Pada suatu ketika hiduplah seekor lembu . Di seluruh dunia, tidak ada binatang seperti lembu ini yang menghasilkan begitu banyak susu berkualitas tinggi. Maka, datanglah berbagai macam orang dari segala penjuru untuk melihat lembu tersebut. Mereka memuji kehebatan lembu tadi (sama persis dengan lelaki mulia dalam kisah di atas). Untuk menghormati lembu dan meningkatkan kualitas anak mereka, para ayah kemudian mengisahkan kemampuan lembu menghasilkan susu kepada anak-anak. Begitu juga dengan para menteri yang meminta para staf mengikuti prestasi yang dibuat oleh lembu. Bahkan, para pemimpin menginginkan agar lembu ini dijadikan suri teladan bagi umat manusia.
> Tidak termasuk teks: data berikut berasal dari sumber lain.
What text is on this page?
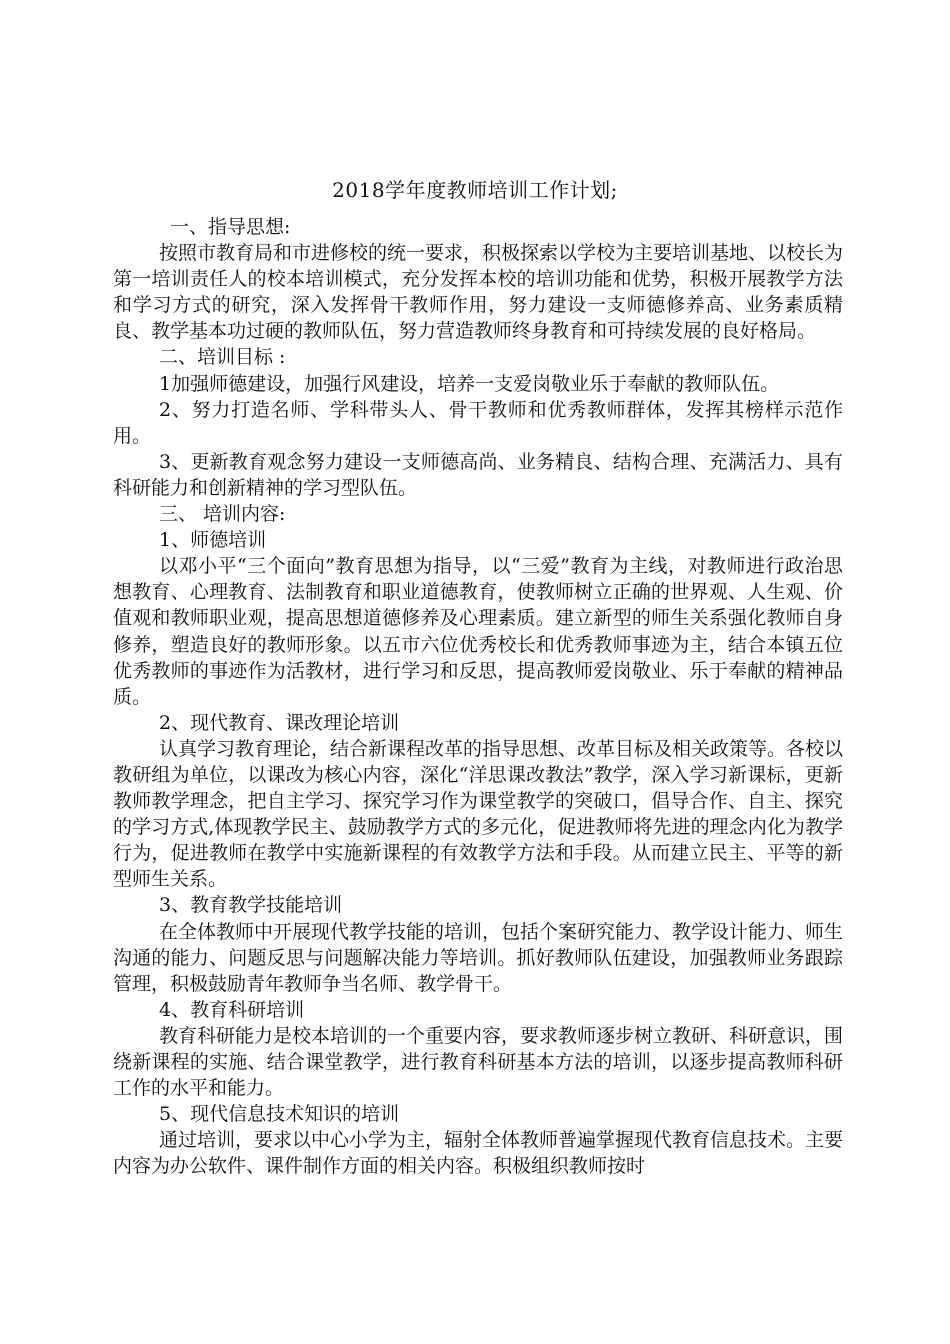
2018学年度教师培训工作计划;

一、指导思想:

按照市教育局和市进修校的统一要求，积极探索以学校为主要培训基地、以校长为第一培训责任人的校本培训模式，充分发挥本校的培训功能和优势，积极开展教学方法和学习方式的研究，深入发挥骨干教师作用，努力建设一支师德修养高、业务素质精良、教学基本功过硬的教师队伍，努力营造教师终身教育和可持续发展的良好格局。

二、培训目标 :

1加强师德建设，加强行风建设，培养一支爱岗敬业乐于奉献的教师队伍。

2、努力打造名师、学科带头人、骨干教师和优秀教师群体，发挥其榜样示范作用。

3、更新教育观念努力建设一支师德高尚、业务精良、结构合理、充满活力、具有科研能力和创新精神的学习型队伍。

三、 培训内容:

1、师德培训

以邓小平“三个面向”教育思想为指导，以“三爱”教育为主线，对教师进行政治思想教育、心理教育、法制教育和职业道德教育，使教师树立正确的世界观、人生观、价值观和教师职业观，提高思想道德修养及心理素质。建立新型的师生关系强化教师自身修养，塑造良好的教师形象。以五市六位优秀校长和优秀教师事迹为主，结合本镇五位优秀教师的事迹作为活教材，进行学习和反思，提高教师爱岗敬业、乐于奉献的精神品质。

2、现代教育、课改理论培训

认真学习教育理论，结合新课程改革的指导思想、改革目标及相关政策等。各校以教研组为单位，以课改为核心内容，深化“洋思课改教法”教学，深入学习新课标，更新教师教学理念，把自主学习、探究学习作为课堂教学的突破口，倡导合作、自主、探究的学习方式,体现教学民主、鼓励教学方式的多元化，促进教师将先进的理念内化为教学行为，促进教师在教学中实施新课程的有效教学方法和手段。从而建立民主、平等的新型师生关系。

3、教育教学技能培训

在全体教师中开展现代教学技能的培训，包括个案研究能力、教学设计能力、师生沟通的能力、问题反思与问题解决能力等培训。抓好教师队伍建设，加强教师业务跟踪管理，积极鼓励青年教师争当名师、教学骨干。

4、教育科研培训

教育科研能力是校本培训的一个重要内容，要求教师逐步树立教研、科研意识，围绕新课程的实施、结合课堂教学，进行教育科研基本方法的培训，以逐步提高教师科研工作的水平和能力。

5、现代信息技术知识的培训

通过培训，要求以中心小学为主，辐射全体教师普遍掌握现代教育信息技术。主要内容为办公软件、课件制作方面的相关内容。积极组织教师按时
Sayangnya, ada bagian yang dilupakan oleh semua orang karena dengan mudah kagum pada kebaikan-kebaikan kerja lembu. Jika diamati lebih detail lagi, ada kesalahan fatal Si Lembu. Ia memang memproduksi banyak susu. Lalu, sebuah ember diletakkan di bawahnya untuk diisi dengan susunya yang berkualitas tinggi dan dipuji semua orang. Setiap kali ember tersebut penuh, si lembu segera menendang ember tersebut sehingga tidak ada satu pun orang yang mampu menikmati susu berkualitas tinggi.